Wednesday, March 21, 2012
|Fantasia nectarine blossom|
|Fantasia nectarine, Burgundy plum, Muir peach|
These three trees are in the space my original plum occupied; I spent a fair amount of time trolling the internet for information on high density backyard fruit tree culture and I think I have a good set up. But when I get a copy of Fruit Trees in Small Spaces by Colby Eierman, I will be checking out my system to see if I am indeed good to go.
Enter quickly and you might win your own copy of the book along with four other books from Timber Press. And to get you really going you could also win a bare-root fruit tree and 35 packets of organic heirloom vegetable seeds from one of my favorite places, Peaceful Valley Farm and Garden Supply.

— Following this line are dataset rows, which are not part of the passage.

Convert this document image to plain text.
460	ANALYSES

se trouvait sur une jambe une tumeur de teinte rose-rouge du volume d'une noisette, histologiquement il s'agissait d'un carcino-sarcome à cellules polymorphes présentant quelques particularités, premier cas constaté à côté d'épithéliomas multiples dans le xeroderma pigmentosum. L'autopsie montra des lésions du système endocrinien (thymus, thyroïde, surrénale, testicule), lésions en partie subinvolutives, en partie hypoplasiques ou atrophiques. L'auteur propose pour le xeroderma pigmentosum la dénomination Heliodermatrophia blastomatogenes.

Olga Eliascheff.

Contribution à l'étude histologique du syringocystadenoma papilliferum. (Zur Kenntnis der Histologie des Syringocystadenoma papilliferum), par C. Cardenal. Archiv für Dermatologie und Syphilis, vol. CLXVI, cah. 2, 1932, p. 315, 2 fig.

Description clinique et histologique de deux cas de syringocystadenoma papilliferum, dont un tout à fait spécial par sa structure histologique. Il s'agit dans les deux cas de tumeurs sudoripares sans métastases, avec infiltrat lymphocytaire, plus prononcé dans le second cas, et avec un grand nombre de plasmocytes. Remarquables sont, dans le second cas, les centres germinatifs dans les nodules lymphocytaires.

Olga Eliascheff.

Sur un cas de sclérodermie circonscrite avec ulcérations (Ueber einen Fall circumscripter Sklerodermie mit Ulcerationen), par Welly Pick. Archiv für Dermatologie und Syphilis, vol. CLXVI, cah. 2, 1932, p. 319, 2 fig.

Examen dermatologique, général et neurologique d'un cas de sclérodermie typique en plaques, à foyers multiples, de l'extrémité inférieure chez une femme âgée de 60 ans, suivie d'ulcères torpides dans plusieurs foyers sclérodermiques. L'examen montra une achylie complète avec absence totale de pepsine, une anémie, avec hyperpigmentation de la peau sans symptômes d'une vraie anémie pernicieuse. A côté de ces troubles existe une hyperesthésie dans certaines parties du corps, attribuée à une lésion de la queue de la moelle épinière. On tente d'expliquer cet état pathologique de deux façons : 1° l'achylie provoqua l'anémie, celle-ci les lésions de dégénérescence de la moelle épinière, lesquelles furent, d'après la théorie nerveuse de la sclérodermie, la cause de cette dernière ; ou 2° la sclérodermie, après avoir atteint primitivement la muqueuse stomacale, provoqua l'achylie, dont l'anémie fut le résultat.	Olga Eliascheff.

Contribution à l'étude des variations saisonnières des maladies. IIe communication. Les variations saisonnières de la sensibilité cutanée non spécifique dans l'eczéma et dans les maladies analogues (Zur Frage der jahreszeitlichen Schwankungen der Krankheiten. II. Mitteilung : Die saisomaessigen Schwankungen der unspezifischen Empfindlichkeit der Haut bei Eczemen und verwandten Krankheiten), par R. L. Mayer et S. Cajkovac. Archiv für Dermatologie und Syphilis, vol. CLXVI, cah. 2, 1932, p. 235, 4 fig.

As a matter of fact, we drove up to Peaceful Valley to pick up my trees just a few weeks ago and they are beautiful!
Wednesday, March 14, 2012
Raindrops on leucojum aestivum...
Camellia Chandleri Elegans...
freesia in bud...
plum blossoms and, behind those, nectarine blooms.
More raindrops on scabiosa Butterfly Blue...

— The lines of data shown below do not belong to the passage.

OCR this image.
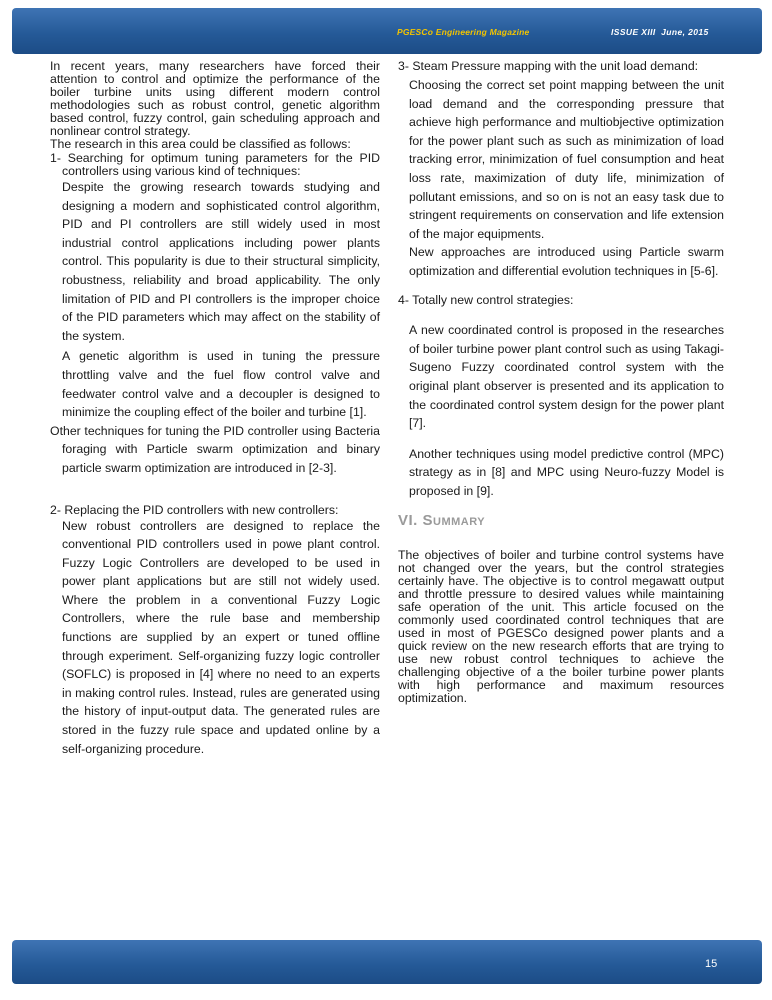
PGESCo Engineering Magazine	ISSUE XIII  June, 2015

In recent years, many researchers have forced their attention to control and optimize the performance of the boiler turbine units using different modern control methodologies such as robust control, genetic algorithm based control, fuzzy control, gain scheduling approach and nonlinear control strategy.

The research in this area could be classified as follows:

1- Searching for optimum tuning parameters for the PID controllers using various kind of techniques:

Despite the growing research towards studying and designing a modern and sophisticated control algorithm, PID and PI controllers are still widely used in most industrial control applications including power plants control. This popularity is due to their structural simplicity, robustness, reliability and broad applicability. The only limitation of PID and PI controllers is the improper choice of the PID parameters which may affect on the stability of the system.

A genetic algorithm is used in tuning the pressure throttling valve and the fuel flow control valve and feedwater control valve and a decoupler is designed to minimize the coupling effect of the boiler and turbine [1].

Other techniques for tuning the PID controller using Bacteria foraging with Particle swarm optimization and binary particle swarm optimization are introduced in [2-3].

2- Replacing the PID controllers with new controllers:

New robust controllers are designed to replace the conventional PID controllers used in powe plant control. Fuzzy Logic Controllers are developed to be used in power plant applications but are still not widely used. Where the problem in a conventional Fuzzy Logic Controllers, where the rule base and membership functions are supplied by an expert or tuned offline through experiment. Self-organizing fuzzy logic controller (SOFLC) is proposed in [4] where no need to an experts in making control rules. Instead, rules are generated using the history of input-output data. The generated rules are stored in the fuzzy rule space and updated online by a self-organizing procedure.

3- Steam Pressure mapping with the unit load demand:

Choosing the correct set point mapping between the unit load demand and the corresponding pressure that achieve high performance and multiobjective optimization for the power plant such as such as minimization of load tracking error, minimization of fuel consumption and heat loss rate, maximization of duty life, minimization of pollutant emissions, and so on is not an easy task due to stringent requirements on conservation and life extension of the major equipments.

New approaches are introduced using Particle swarm optimization and differential evolution techniques in [5-6].

4- Totally new control strategies:

A new coordinated control is proposed in the researches of boiler turbine power plant control such as using Takagi-Sugeno Fuzzy coordinated control system with the original plant observer is presented and its application to the coordinated control system design for the power plant [7].

Another techniques using model predictive control (MPC) strategy as in [8] and MPC using Neuro-fuzzy Model is proposed in [9].

VI. Summary

The objectives of boiler and turbine control systems have not changed over the years, but the control strategies certainly have. The objective is to control megawatt output and throttle pressure to desired values while maintaining safe operation of the unit. This article focused on the commonly used coordinated control techniques that are used in most of PGESCo designed power plants and a quick review on the new research efforts that are trying to use new robust control techniques to achieve the challenging objective of a the boiler turbine power plants with high performance and maximum resources optimization.

15
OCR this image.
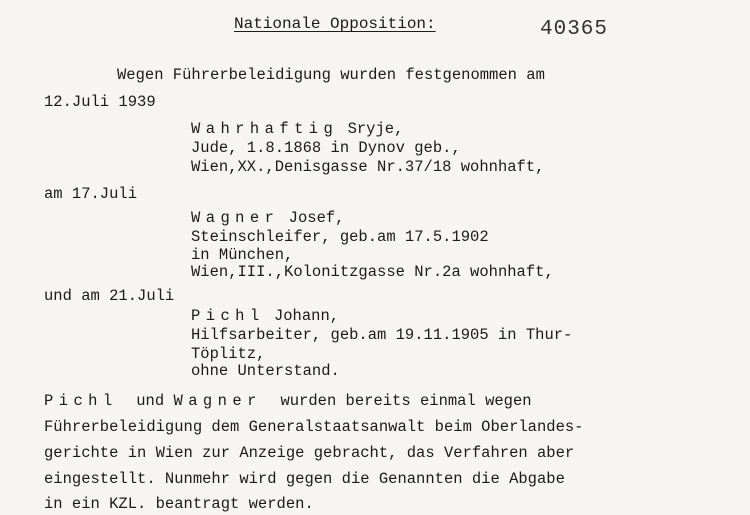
Nationale Opposition:	40365
Wegen Führerbeleidigung wurden festgenommen am
12.Juli 1939
Wahrhaftig Sryje,
Jude, 1.8.1868 in Dynov geb.,
Wien,XX.,Denisgasse Nr.37/18 wohnhaft,
am 17.Juli
Wagner Josef,
Steinschleifer, geb.am 17.5.1902
in München,
Wien,III.,Kolonitzgasse Nr.2a wohnhaft,
und am 21.Juli
Pichl Johann,
Hilfsarbeiter, geb.am 19.11.1905 in Thur-
Töplitz,
ohne Unterstand.
Pichl und Wagner wurden bereits einmal wegen
Führerbeleidigung dem Generalstaatsanwalt beim Oberlandes-
gerichte in Wien zur Anzeige gebracht, das Verfahren aber
eingestellt. Nunmehr wird gegen die Genannten die Abgabe
in ein KZL. beantragt werden.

"King Alfred type" daffodils...
evergreen Clematis armandii...
I'm grateful for the blooms but the raindrops are most definitely the star of this Bloom Day for me! Way below normal rain-to-date, coming up on the end of our rainy season, and very low on snow in the mountains to get us through the summer, I can only hope it rains all week. And apparently it just might happen!
Other blooms include sweet allysum, solanum jasminoides, iberis, Viburnum Spring Bouquet, primroses, argyranthemum, fava beans, strawberries, the one hellebore I have so far!, and kalanchoe.
On the 15th day of each month Carol at May Dreams Gardens invites garden bloggers worldwide to join Garden Blogger Bloom Day and share what is blooming in their garden. To see spring busting out all over follow the above link. Carol, by the way, has been nominated for About.com's Best Garden Blog! Voting continues through March 21, with voters able to vote once every 24 hours.
Tuesday, March 13, 2012
The wisteria is beginning to bloom, just as our first good rainy week of the winter arrives. We are hoping for several inches of rain and, more importantly, several feet of snow in the Sierras which is where we keep our summer water here in Northern California.
Just the other day the ladybugs who every year spend the winter nestled in my garden to emerge on a sunny late winter day, to the delight of all visitors, were covering the yellow argyranthemum. Today I imagine they are finding a cozy dry spot...or at least I hope they are.
And maybe fill the well for the fairies.